Sunday, November 12, 2006

Cell BE Workshop

A few weeks ago there was a summit on Software and Algorithms for the Cell Processor. The material presented at the summit can be found at here. Several interesting slides set are available, however I would recommend Cell programmers to take a look at Cell BE Programming Gotchas. This presentation has a few things you always want to keep in mind when programming Cell. I would add a few things to that, and would probably make some logs to contribute some more gotchas.

Another presentation worth looking at, is Experience Programming Cell. This presentation shows some good hints on the kind of computation that Cell enjoys, and those that it does not. To many people this should not come to a surprise, but it is always good to set the stage for everyone.
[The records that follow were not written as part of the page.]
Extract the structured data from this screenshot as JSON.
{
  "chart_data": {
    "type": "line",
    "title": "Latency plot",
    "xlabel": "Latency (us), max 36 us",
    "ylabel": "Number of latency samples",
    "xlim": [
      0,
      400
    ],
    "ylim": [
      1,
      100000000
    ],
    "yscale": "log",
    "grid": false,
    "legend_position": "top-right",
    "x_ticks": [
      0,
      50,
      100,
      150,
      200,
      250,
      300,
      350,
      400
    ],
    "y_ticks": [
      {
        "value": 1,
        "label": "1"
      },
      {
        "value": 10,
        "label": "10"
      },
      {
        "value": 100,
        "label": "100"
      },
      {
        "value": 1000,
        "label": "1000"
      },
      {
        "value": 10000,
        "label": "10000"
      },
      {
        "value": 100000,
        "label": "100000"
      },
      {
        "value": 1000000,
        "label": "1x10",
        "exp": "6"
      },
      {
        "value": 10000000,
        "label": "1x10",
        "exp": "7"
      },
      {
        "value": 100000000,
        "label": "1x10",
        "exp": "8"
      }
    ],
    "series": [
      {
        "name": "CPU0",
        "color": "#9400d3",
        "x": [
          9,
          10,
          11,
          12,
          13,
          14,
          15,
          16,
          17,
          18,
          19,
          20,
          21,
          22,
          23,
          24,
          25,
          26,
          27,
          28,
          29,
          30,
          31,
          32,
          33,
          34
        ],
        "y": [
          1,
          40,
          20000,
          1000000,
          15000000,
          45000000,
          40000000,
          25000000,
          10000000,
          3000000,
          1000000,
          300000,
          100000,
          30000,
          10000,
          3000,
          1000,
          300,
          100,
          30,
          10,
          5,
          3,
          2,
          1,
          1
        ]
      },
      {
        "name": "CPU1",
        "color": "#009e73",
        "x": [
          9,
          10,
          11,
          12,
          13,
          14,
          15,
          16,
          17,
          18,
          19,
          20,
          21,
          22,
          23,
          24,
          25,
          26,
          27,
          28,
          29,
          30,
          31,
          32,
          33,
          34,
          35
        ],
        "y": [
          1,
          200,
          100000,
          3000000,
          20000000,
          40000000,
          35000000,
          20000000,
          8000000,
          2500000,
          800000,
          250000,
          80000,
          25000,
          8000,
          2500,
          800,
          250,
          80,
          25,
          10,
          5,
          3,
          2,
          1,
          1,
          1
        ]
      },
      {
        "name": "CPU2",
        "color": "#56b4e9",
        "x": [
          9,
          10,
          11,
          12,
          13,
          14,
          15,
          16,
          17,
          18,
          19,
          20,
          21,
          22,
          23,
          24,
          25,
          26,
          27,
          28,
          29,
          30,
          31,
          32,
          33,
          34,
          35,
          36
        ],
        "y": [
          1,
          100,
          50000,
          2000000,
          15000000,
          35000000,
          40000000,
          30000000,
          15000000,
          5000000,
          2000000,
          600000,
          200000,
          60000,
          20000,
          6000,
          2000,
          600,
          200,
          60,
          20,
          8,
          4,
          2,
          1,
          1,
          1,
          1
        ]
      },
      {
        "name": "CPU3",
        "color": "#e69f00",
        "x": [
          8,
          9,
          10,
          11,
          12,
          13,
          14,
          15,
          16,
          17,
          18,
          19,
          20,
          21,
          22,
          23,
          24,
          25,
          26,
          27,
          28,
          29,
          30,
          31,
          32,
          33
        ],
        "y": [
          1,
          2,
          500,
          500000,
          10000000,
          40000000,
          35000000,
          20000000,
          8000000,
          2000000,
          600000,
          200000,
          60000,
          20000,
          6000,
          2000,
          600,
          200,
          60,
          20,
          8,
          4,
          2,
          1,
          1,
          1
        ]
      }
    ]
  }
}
After looking at this presentation, then you might want to look at this presentation on the Roadrunner Supercomputer.

Undocumented Corner

SDK-1.1 ftt_1d_r2

In case you try to use the SDK 1.1 fft_1d_r2 implementation, be aware that it only works for vectors of complex of minimum 32 elements and maximum 8K elements.

Cell Broadband Engine

In the last few weeks I've been working on a new cool processor,
called the Cell Broadband Engine. This is an heterogeneous multi-core processor
which will be powering the upcoming Sony PlayStation 3. The
architecture of the processor is rather neat, and programming it feels
like doing distributed computing, which is one of the thing I am used
to do the most.

Cell BE Blog

I used to post Cell BE related blogs in my online collection
ofrandom thoughts. I thougt that perhaps it would have been better to
have a Blog dedicated to Cell, thus I went ahead and created it. I'll
be moving all the Cell related blog entry over here.